Mr. Liam O'Sullivan:
In Ireland we have an interesting relationship with taxation. There is often a discussion on wanting Scandinavian-type services but there is not always the wider societal sense that this takes a level of taxation. One of the risks if people do have to pay for part of the care, and I do not have strong evidence for this, may be self-neglect. People may decide they will not pay for it so they will not get it and it may lead to unintended consequences. We must balance to what extent the State makes a decision on this.
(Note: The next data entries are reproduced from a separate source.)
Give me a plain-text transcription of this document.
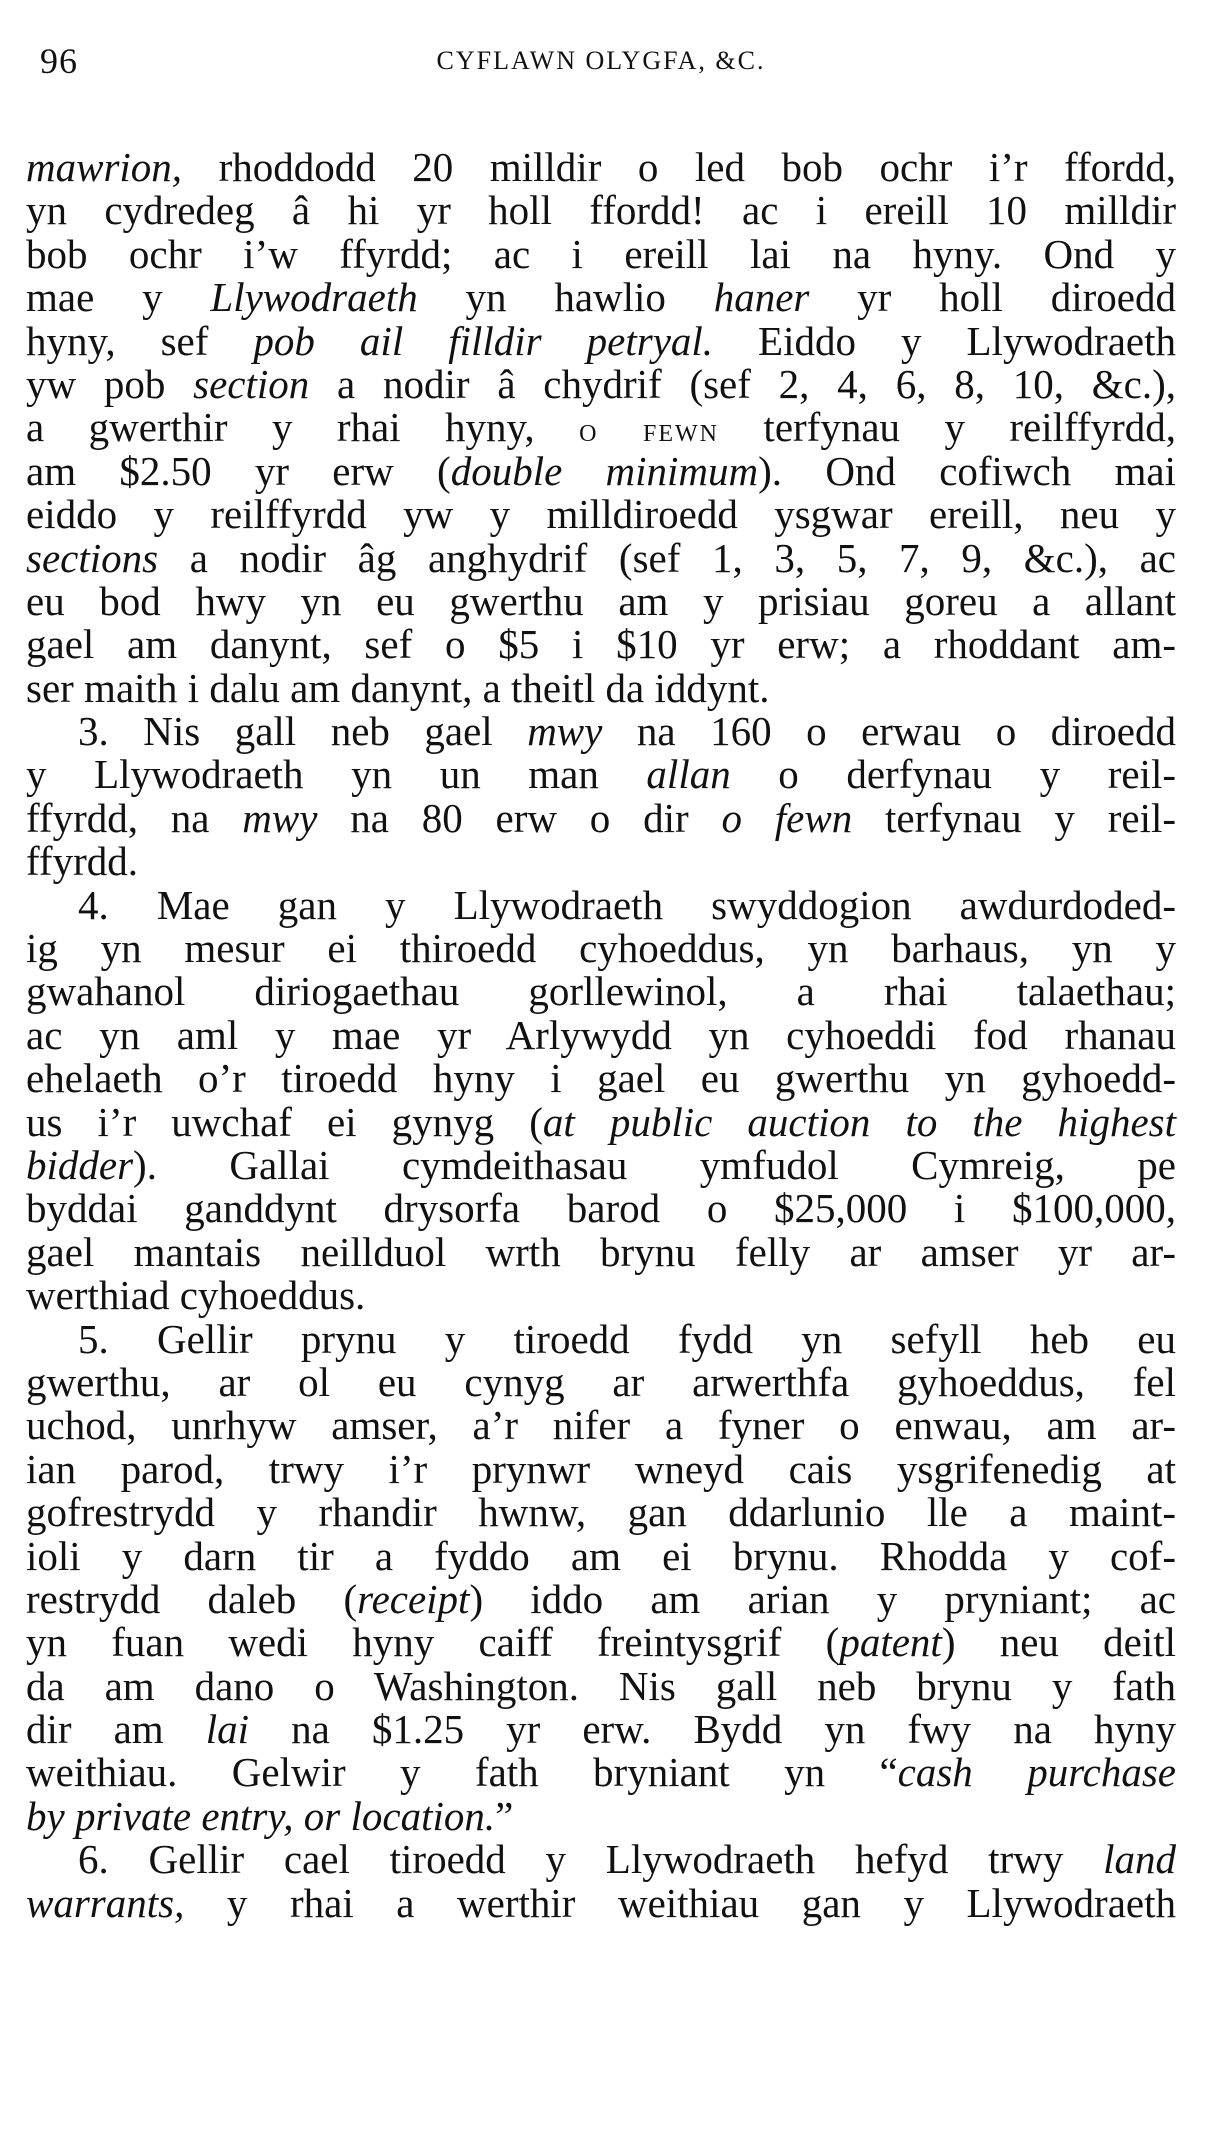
96	CYFLAWN OLYGFA, &C.
mawrion, rhoddodd 20 milldir o led bob ochr i’r ffordd,
yn cydredeg â hi yr holl ffordd! ac i ereill 10 milldir
bob ochr i’w ffyrdd; ac i ereill lai na hyny. Ond y
mae y Llywodraeth yn hawlio haner yr holl diroedd
hyny, sef pob ail filldir petryal. Eiddo y Llywodraeth
yw pob section a nodir â chydrif (sef 2, 4, 6, 8, 10, &c.),
a gwerthir y rhai hyny, o fewn terfynau y reilffyrdd,
am $2.50 yr erw (double minimum). Ond cofiwch mai
eiddo y reilffyrdd yw y milldiroedd ysgwar ereill, neu y
sections a nodir âg anghydrif (sef 1, 3, 5, 7, 9, &c.), ac
eu bod hwy yn eu gwerthu am y prisiau goreu a allant
gael am danynt, sef o $5 i $10 yr erw; a rhoddant am-
ser maith i dalu am danynt, a theitl da iddynt.
3. Nis gall neb gael mwy na 160 o erwau o diroedd
y Llywodraeth yn un man allan o derfynau y reil-
ffyrdd, na mwy na 80 erw o dir o fewn terfynau y reil-
ffyrdd.
4. Mae gan y Llywodraeth swyddogion awdurdoded-
ig yn mesur ei thiroedd cyhoeddus, yn barhaus, yn y
gwahanol diriogaethau gorllewinol, a rhai talaethau;
ac yn aml y mae yr Arlywydd yn cyhoeddi fod rhanau
ehelaeth o’r tiroedd hyny i gael eu gwerthu yn gyhoedd-
us i’r uwchaf ei gynyg (at public auction to the highest
bidder). Gallai cymdeithasau ymfudol Cymreig, pe
byddai ganddynt drysorfa barod o $25,000 i $100,000,
gael mantais neillduol wrth brynu felly ar amser yr ar-
werthiad cyhoeddus.
5. Gellir prynu y tiroedd fydd yn sefyll heb eu
gwerthu, ar ol eu cynyg ar arwerthfa gyhoeddus, fel
uchod, unrhyw amser, a’r nifer a fyner o enwau, am ar-
ian parod, trwy i’r prynwr wneyd cais ysgrifenedig at
gofrestrydd y rhandir hwnw, gan ddarlunio lle a maint-
ioli y darn tir a fyddo am ei brynu. Rhodda y cof-
restrydd daleb (receipt) iddo am arian y pryniant; ac
yn fuan wedi hyny caiff freintysgrif (patent) neu deitl
da am dano o Washington. Nis gall neb brynu y fath
dir am lai na $1.25 yr erw. Bydd yn fwy na hyny
weithiau. Gelwir y fath bryniant yn “cash purchase
by private entry, or location.”
6. Gellir cael tiroedd y Llywodraeth hefyd trwy land
warrants, y rhai a werthir weithiau gan y Llywodraeth
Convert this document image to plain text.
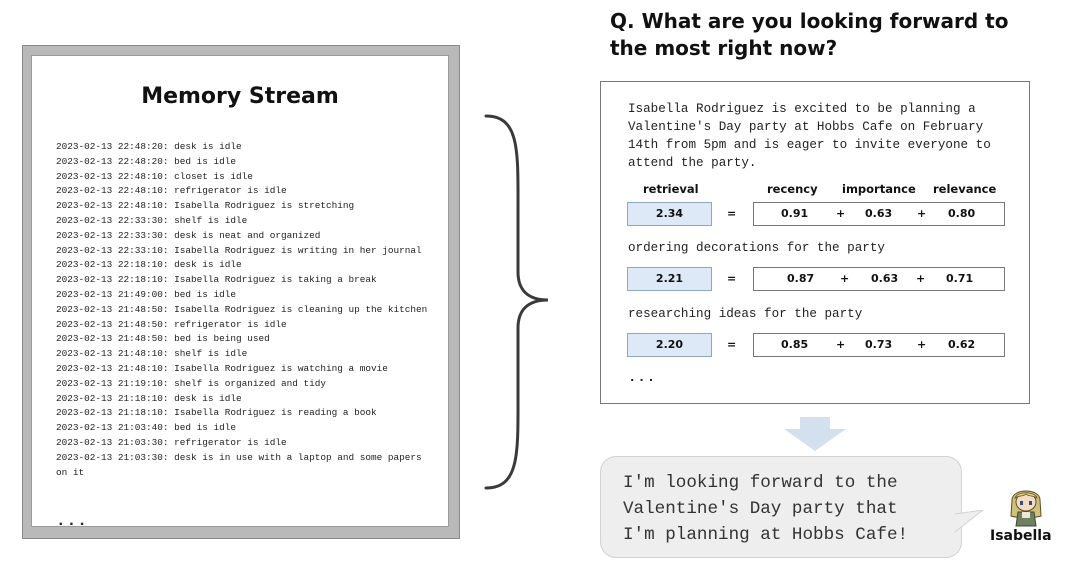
Memory Stream
2023-02-13 22:48:20: desk is idle
2023-02-13 22:48:20: bed is idle
2023-02-13 22:48:10: closet is idle
2023-02-13 22:48:10: refrigerator is idle
2023-02-13 22:48:10: Isabella Rodriguez is stretching
2023-02-13 22:33:30: shelf is idle
2023-02-13 22:33:30: desk is neat and organized
2023-02-13 22:33:10: Isabella Rodriguez is writing in her journal
2023-02-13 22:18:10: desk is idle
2023-02-13 22:18:10: Isabella Rodriguez is taking a break
2023-02-13 21:49:00: bed is idle
2023-02-13 21:48:50: Isabella Rodriguez is cleaning up the kitchen
2023-02-13 21:48:50: refrigerator is idle
2023-02-13 21:48:50: bed is being used
2023-02-13 21:48:10: shelf is idle
2023-02-13 21:48:10: Isabella Rodriguez is watching a movie
2023-02-13 21:19:10: shelf is organized and tidy
2023-02-13 21:18:10: desk is idle
2023-02-13 21:18:10: Isabella Rodriguez is reading a book
2023-02-13 21:03:40: bed is idle
2023-02-13 21:03:30: refrigerator is idle
2023-02-13 21:03:30: desk is in use with a laptop and some papers on it
...
Q. What are you looking forward to
the most right now?
Isabella Rodriguez is excited to be planning a Valentine's Day party at Hobbs Cafe on February 14th from 5pm and is eager to invite everyone to attend the party.
retrieval	recency importance relevance
2.34	=	0.91	+ 0.63 + 0.80
ordering decorations for the party
2.21	=	0.87 + 0.63 + 0.71
researching ideas for the party
2.20	=	0.85	+ 0.73 + 0.62
...
I'm looking forward to the
Valentine's Day party that
I'm planning at Hobbs Cafe!	Isabella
There are various models throughout Europe and Mr. Dunne alluded to the insurance model, which probably would be preferable. There is a percentage of direct payment with the rest coming later. It will require cross-party political leadership to state this will cost us collectively but it will be worth it because we want high quality care, to value family carers and, increasingly, paid care workers because this is the type of society in which we want to live.
On behalf of the committee I thank Mr. John Dunne and Ms Clare Duffy from Family Carers Ireland, Ms Audry Deane from Age Action Ireland, Mr. Joseph Musgrave and Mr. Ed Crotty from Home and Community Care Ireland, and Mr. Liam O’Sullivan, Mr. Pat McLoughlin and Ms Joan Carthy from Care Alliance Ireland. We may return to this topic at a future date.